Même dans le Système solaire, les mécanismes de fuite des atmosphères planétaires dans l’espace sont mal compris. La sonde Maven tente de le mesurer autour de Mars. Quant à la Terre elle-même, les scientifiques savent que, pendant 500 millions d’années, elle a été soumise à une intense irradiation UV par le jeune Soleil, alors plus brillant qu’aujourd’hui. Or, elle n’a pas perdu son eau et son atmosphère…

Un problème pour toutes les petites étoiles ?
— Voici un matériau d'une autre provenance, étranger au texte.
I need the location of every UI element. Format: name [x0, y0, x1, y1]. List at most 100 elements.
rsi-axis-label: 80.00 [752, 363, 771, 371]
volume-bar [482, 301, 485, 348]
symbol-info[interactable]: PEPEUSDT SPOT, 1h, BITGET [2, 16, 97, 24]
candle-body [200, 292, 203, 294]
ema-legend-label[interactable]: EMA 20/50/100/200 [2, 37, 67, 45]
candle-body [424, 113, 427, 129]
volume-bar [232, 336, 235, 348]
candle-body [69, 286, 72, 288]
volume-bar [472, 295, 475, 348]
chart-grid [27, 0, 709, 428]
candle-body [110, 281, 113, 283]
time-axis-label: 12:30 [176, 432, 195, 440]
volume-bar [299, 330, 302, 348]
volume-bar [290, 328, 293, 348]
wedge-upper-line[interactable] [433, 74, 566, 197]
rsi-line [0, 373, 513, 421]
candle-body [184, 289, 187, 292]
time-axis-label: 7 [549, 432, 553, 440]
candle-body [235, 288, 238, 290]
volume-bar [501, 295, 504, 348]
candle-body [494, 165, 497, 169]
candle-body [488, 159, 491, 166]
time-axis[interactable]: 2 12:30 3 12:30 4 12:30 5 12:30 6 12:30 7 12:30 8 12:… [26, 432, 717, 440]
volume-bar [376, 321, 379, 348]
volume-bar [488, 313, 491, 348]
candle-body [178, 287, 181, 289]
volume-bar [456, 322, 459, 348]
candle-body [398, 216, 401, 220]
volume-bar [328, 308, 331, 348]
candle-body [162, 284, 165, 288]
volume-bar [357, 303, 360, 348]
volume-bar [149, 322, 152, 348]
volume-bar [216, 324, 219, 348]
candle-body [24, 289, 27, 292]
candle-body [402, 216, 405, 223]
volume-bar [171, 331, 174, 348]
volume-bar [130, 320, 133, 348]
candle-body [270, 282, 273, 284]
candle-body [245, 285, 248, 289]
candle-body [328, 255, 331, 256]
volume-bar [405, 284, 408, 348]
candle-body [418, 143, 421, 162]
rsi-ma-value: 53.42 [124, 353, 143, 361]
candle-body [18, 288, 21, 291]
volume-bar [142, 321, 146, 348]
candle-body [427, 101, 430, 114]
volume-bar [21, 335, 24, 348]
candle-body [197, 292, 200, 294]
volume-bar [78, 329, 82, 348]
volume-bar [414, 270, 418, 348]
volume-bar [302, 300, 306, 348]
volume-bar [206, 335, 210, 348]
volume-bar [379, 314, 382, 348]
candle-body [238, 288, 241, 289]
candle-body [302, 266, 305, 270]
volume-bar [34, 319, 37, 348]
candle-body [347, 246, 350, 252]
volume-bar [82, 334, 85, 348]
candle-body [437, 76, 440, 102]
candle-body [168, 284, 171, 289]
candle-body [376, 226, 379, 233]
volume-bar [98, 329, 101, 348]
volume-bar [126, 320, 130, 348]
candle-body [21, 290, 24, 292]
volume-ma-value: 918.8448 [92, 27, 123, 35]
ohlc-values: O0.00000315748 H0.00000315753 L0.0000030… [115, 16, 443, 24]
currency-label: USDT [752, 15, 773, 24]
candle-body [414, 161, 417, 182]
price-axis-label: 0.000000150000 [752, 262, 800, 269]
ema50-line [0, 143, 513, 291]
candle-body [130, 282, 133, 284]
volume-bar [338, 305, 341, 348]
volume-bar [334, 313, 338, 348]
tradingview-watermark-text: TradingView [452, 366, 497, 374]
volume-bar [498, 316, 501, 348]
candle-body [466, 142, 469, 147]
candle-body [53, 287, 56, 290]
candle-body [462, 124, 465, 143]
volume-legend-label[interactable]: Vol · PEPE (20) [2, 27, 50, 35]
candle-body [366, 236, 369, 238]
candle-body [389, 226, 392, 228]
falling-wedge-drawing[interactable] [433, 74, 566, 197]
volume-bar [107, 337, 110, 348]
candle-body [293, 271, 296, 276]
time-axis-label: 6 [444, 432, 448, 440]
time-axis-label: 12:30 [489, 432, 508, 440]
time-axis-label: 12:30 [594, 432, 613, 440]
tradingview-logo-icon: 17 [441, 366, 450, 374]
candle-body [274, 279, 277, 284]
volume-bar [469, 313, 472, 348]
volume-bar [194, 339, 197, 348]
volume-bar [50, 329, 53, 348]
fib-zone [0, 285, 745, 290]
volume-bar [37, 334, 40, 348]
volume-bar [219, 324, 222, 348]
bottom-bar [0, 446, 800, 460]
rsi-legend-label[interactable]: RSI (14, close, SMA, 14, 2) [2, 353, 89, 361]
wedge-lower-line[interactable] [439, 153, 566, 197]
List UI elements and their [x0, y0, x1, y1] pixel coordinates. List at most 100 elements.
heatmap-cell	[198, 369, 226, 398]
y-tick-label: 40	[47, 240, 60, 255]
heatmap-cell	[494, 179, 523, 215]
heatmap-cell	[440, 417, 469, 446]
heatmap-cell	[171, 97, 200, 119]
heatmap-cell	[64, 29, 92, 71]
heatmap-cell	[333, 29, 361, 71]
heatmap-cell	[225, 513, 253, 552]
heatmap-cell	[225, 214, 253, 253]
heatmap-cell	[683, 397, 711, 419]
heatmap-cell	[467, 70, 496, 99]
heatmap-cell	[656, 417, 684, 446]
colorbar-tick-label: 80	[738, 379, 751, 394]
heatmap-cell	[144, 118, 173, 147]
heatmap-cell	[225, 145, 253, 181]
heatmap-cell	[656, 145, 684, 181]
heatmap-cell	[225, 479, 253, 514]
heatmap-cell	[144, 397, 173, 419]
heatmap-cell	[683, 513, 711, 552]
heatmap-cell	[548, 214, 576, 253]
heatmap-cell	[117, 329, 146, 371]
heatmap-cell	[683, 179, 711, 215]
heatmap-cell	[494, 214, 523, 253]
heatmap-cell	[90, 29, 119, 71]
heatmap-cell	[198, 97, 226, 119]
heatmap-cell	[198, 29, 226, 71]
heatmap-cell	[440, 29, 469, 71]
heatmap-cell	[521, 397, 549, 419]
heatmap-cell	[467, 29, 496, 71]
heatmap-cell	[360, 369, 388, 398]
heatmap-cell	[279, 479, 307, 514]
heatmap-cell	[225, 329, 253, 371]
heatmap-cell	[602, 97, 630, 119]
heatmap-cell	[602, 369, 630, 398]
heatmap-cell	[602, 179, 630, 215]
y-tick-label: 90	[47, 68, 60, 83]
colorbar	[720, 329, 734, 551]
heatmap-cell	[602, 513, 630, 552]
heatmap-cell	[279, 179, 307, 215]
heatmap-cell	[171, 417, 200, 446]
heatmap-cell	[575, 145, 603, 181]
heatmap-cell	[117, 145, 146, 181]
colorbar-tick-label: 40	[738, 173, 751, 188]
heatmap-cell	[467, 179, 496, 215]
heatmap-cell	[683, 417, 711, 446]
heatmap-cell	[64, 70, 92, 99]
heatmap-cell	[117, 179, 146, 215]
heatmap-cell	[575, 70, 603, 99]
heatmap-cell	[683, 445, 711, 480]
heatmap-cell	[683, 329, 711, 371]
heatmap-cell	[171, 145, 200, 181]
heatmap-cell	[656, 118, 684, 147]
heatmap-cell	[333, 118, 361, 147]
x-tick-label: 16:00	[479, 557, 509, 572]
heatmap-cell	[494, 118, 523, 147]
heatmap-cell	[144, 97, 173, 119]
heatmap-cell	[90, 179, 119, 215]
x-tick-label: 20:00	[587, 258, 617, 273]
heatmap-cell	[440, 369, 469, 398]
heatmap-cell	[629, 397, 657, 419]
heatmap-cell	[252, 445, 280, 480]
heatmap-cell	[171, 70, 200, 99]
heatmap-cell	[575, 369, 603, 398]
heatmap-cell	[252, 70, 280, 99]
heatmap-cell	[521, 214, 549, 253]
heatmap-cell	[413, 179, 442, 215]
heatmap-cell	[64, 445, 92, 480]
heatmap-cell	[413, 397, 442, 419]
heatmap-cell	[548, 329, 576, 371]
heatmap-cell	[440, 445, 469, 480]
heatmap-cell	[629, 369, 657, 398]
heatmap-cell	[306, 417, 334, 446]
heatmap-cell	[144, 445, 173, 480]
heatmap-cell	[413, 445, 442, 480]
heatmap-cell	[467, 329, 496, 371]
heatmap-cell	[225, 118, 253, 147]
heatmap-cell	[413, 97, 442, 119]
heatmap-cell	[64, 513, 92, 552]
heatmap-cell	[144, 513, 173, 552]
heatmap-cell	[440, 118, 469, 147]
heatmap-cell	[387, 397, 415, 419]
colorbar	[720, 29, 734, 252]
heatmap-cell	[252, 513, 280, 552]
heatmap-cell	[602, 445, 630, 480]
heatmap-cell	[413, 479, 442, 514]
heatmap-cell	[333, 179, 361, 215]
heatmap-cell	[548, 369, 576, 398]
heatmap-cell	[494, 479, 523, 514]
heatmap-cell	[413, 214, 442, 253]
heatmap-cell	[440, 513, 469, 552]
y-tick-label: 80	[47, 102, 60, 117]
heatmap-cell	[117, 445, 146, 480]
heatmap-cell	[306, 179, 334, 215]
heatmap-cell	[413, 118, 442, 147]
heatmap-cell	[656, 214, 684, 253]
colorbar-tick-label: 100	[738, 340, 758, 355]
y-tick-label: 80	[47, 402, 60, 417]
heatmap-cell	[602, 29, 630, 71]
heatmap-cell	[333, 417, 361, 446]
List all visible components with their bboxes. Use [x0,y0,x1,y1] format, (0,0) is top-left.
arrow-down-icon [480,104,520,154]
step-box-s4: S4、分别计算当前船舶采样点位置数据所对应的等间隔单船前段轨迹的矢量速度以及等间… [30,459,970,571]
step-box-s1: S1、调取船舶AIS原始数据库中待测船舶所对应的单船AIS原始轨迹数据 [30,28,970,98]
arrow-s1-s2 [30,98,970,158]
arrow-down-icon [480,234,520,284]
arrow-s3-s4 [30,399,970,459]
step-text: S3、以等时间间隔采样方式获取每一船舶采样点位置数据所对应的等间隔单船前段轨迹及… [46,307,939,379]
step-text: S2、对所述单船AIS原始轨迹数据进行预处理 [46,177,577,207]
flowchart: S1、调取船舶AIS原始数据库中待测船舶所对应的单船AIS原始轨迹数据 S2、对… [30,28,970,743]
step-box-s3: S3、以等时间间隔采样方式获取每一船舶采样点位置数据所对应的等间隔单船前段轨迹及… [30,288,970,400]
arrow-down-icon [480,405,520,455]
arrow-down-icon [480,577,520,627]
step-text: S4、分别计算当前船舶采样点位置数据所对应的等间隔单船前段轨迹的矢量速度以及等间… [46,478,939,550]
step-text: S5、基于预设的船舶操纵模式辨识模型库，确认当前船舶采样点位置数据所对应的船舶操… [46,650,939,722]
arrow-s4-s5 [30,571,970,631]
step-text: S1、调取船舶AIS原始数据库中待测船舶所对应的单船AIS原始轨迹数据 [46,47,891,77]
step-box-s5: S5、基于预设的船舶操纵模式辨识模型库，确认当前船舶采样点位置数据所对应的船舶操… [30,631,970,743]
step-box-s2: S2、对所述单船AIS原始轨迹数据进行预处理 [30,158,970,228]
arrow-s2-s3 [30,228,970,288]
Les étoiles de faible masse – les naines rouges – comme Proxima sont elles aussi mal connues. Toutes ne sont pas soumises à ce régime d’éruptions, rappelle Pierre Kervella, astronome à l’observatoire de Paris, spécialiste des étoiles : « Les auteurs de l’article sur Proxima citent le chiffre de deux tiers des naines rouges présentant une activité. Mais d’autres donnent plutôt environ la moitié pour une étoile comme Proxima. Il est à noter que la fraction diminue rapidement pour les étoiles un peu plus massives. Ce sont les étoiles de plus petite masse qui sont les plus “agitées”. »
Par conséquent, certaines étoiles de cette catégorie (la plus abondante dans la Galaxie avec 80% de la population totale) échappent à ces phénomènes potentiellement nocifs pour le développement de la vie sur une planète qui serait en orbite autour d’elles.

Une question à trancher pour le JWST

Franck Selsis insiste sur le fait que, pour l’heure, les interactions entre les éruptions stellaires et les atmosphères planétaires, dans lesquelles la présence ou non d’un champ magnétique de la planète joue un rôle inconnu, demeurent largement incompris. Il analyse : « Si certains écartent un peu vite, et pour ces raisons, les étoiles de très faible masse pour la future recherche de vie, il convient avant tout de mieux comprendre les effets de l'activité sur les planètes pour évaluer l'importance de cette menace. »
Et de conclure : « Proxima b est l’exoplanète la plus proche de nous, et aucun scénario, si pessimiste soit-il, ne nous fera détourner nos télescopes de cette cible. » En d’autres termes, le JWST, dont le lancement est sans cesse retardé, fera office de juge de paix puisqu’il aura la capacité de déterminer si ces planètes telluriques en orbite autour de naines rouges ont ou non conservé leur atmosphère, protection essentielle à toute forme de vie telle que nous la connaissons.